When insuring a car or house, the loss or damage is very easily documented - the car’s wrecked or gone, the house burned down or whatever - it isn’t so easy with a small consumer product like a hearing aid. (Although serial numbers are a clear control mechanism.) Dealing with fraud with items such as this is a problem - I’m not implying that any readers here would cheat, but the risk to the company is that someone might.

Given all that’s been speculated on this forum concerning the “true” cost of hearing aid, one can hypothesize that the “deductible” in loss and damage plans is at or near the actual manufacturer cost - or at least, a healthy bite into it.

Just some thoughts on the nature of insurance and why costs are what they are. Any comments?

Regarding this topic, yes, you can extend the warranty on almost every hearing aid made. If you do loose one, the manufacturers’ loss/damage coverage is what is being utilized to replace the aids. On the replaced aid, you may be able to replace the loss/damage coverage to overcome the single incident replacement clause.

There are also insurers, as noted, who specialize in insuring hearing aids.

You note that “one can hypothesize that the “deductible” in loss and damage plans is at or near the actual manufacturer cost - or at least, a healthy bite into it.”

Based on what I have to pay for aids, I would say you are correct on this point. I would make an educated guess and speculate that the $400 deductable completely pays for replacing a lost or damaged aid, since the manufacturers calculate the cost of replacement just like an insurance co. does - based on risk and statistical data. END OF MY BLURB

Nobody provides insurance unless they are going to make money on the deal. Odds are your aids won’t need complete replacement over the time the aids are insured so the insurer makes a profit. But let me explain how my oticon’s worked. They were covered for damage loss etc. for he 6 yrs. I owned them, three under the warantee and 3 under a paid insurance plan through Oticon. Every year I sent both aids in a received free replacements, no questions asked. At the end of 6 yrs. I had basically a new set of aids. So I went through 13 hearing aids in 6 yrs, not because the aids broke but because my audiologist said I should and that Oticon didn’t care. (although it did make me wonder how much it really cost Oticon to make these damn things)

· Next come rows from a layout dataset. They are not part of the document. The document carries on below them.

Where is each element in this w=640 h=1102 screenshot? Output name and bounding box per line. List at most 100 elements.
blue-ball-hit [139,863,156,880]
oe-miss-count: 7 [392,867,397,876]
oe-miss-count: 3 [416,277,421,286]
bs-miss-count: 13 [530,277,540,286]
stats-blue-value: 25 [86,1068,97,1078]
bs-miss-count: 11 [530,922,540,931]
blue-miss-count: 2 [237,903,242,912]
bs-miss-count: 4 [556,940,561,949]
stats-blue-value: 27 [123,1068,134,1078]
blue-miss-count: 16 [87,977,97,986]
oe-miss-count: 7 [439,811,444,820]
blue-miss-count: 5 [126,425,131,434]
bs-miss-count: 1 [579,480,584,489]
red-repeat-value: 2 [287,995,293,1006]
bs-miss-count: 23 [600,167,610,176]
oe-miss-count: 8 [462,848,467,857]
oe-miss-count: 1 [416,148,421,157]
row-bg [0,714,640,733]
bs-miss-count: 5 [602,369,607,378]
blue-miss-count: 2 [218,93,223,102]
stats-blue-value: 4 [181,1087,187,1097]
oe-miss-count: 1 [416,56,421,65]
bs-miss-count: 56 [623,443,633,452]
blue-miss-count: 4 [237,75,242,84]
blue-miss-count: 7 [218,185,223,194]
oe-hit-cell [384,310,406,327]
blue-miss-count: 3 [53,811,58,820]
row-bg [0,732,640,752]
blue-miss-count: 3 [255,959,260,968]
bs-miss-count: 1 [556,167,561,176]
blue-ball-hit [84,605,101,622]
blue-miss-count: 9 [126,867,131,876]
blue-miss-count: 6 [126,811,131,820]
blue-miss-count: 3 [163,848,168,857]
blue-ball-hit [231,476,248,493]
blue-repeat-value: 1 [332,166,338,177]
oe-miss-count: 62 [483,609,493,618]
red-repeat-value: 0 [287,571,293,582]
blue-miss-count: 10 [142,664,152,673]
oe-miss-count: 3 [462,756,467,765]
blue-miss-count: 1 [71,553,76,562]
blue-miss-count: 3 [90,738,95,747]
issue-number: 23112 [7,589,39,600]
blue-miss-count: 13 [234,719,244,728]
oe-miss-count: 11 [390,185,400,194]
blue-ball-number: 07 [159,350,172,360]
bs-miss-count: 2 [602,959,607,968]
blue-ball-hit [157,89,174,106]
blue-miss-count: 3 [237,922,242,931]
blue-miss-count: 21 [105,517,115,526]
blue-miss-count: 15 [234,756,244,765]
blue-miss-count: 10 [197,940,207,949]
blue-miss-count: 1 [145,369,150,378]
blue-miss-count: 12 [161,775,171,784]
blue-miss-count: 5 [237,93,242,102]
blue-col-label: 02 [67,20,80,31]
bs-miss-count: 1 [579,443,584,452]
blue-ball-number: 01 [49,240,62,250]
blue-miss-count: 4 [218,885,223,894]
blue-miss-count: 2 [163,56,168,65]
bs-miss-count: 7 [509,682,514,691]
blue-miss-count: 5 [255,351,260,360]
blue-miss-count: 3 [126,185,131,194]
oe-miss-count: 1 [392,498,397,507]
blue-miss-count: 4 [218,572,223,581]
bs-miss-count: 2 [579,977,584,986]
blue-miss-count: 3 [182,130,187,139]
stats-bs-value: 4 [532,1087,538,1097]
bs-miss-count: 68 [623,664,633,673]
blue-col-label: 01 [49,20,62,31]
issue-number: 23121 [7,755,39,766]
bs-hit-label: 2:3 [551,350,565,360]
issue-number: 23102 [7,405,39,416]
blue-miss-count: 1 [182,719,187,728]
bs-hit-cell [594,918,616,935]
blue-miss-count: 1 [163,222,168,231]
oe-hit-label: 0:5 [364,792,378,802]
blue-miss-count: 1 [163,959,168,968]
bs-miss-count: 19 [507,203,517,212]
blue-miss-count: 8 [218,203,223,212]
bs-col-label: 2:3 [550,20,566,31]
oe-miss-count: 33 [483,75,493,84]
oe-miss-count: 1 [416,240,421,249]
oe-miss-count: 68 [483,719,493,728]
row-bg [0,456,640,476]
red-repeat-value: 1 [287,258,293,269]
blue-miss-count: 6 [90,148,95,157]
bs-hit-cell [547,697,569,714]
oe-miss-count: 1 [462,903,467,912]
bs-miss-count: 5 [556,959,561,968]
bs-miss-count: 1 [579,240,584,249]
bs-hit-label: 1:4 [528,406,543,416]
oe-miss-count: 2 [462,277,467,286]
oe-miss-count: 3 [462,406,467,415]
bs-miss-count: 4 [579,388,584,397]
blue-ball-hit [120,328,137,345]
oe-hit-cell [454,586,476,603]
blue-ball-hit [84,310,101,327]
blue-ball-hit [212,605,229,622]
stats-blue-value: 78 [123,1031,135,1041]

The thing I noticed with hearingplanet is they are very expensive!!! The hearing aids im going to be trying Unitron Passport BTE are $3300 though my audi, hearingplanet wants $5200 and then on top of that a deductible if lost??? Duh, you have already paid for them twice so you didn’t get any deal.

Shop around and find an Audi that isn’t going to rip you off

State Farm covers my HA’s with a personal articles policy.